All that to say, in the early days of their marriage, Papou had gifted my grandma the stretch of land that now served as Main Street and a blank check, telling her to “go out and make yourself useful.”

Granny had built the restaurant from the ground up and named it after her maiden name, just to piss Papou off.

And thus, Granny Smith’s was born.

Though my family no longer owned the business—Dad had sold it in the nineties, after Granny passed, in order to focus his time and attention elsewhere—we were still considered something of VIP guests around the place.

I supposed it didn’t hurt that our family photos still lined the walls.
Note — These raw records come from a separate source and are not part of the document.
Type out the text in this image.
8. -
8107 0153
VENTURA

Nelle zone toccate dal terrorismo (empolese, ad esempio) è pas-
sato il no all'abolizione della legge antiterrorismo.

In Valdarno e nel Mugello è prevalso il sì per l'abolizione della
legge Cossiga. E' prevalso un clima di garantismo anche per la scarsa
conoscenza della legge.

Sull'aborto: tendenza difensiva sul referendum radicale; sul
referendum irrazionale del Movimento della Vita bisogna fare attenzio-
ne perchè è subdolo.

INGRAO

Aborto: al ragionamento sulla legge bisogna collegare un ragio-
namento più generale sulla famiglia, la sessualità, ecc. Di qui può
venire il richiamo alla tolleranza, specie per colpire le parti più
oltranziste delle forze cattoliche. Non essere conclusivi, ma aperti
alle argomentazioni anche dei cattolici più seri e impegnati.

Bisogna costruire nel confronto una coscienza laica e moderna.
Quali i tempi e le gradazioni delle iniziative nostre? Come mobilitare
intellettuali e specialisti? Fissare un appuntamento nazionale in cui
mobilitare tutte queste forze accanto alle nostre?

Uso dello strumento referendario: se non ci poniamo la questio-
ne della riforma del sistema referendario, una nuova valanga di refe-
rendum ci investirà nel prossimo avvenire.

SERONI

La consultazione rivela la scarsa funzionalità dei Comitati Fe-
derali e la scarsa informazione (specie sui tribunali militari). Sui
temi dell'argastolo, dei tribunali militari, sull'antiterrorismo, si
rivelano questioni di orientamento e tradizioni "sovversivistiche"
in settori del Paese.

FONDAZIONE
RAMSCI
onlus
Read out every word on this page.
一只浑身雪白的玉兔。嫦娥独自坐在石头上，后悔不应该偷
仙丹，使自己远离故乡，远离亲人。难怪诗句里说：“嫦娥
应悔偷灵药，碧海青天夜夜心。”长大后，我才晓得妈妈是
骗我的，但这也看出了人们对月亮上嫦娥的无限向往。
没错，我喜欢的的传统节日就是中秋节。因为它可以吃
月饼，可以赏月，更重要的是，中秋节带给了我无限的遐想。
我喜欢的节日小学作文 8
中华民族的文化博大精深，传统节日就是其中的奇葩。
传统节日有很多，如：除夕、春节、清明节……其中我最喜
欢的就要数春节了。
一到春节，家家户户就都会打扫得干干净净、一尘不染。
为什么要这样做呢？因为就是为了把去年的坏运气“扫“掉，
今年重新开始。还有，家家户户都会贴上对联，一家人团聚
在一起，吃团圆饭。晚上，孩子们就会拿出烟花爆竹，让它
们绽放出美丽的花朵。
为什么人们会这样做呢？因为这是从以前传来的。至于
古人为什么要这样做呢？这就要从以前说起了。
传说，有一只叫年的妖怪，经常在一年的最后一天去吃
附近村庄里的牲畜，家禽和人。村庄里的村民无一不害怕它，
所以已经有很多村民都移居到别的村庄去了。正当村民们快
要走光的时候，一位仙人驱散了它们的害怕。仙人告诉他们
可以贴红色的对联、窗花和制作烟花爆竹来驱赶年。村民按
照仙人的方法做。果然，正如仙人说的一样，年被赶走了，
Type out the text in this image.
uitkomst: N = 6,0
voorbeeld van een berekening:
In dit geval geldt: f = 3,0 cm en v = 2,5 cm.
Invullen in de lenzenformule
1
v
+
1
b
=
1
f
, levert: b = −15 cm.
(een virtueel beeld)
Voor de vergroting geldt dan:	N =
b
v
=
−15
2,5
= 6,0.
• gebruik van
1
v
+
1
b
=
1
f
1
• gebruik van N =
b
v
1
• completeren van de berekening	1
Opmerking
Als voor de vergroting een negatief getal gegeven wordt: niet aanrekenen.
Another long-standing Apple Blossom Bay family had purchased the restaurant from Dad and kept it exactly as is, telling us it didn’t make sense to fix something that wasn’t broken.

Although, the clientele had certainly changed over the years, as had the menu. During the day, it was great for greasy burgers and oversized plates of pasta. At night, they served appetizer platters and tap beer.

I pulled up in front and got out, Cal meeting me at the hood and grabbing my hand to pull me toward the door. The streets were teeming with people, adults and children alike, dashing around, cones melting in hands, bags full of souvenir trinkets weighing down arms. This was truly my favorite time of the year, when the town was once again full of life instead of the winter months when it seemed more like a desolate, post-apocalyptic, snow-covered wasteland than one of the hottest summer destinations in the entire country.

“So who exactly are we meeting?” Cal asked as he let go of my hand to pull the door open for me.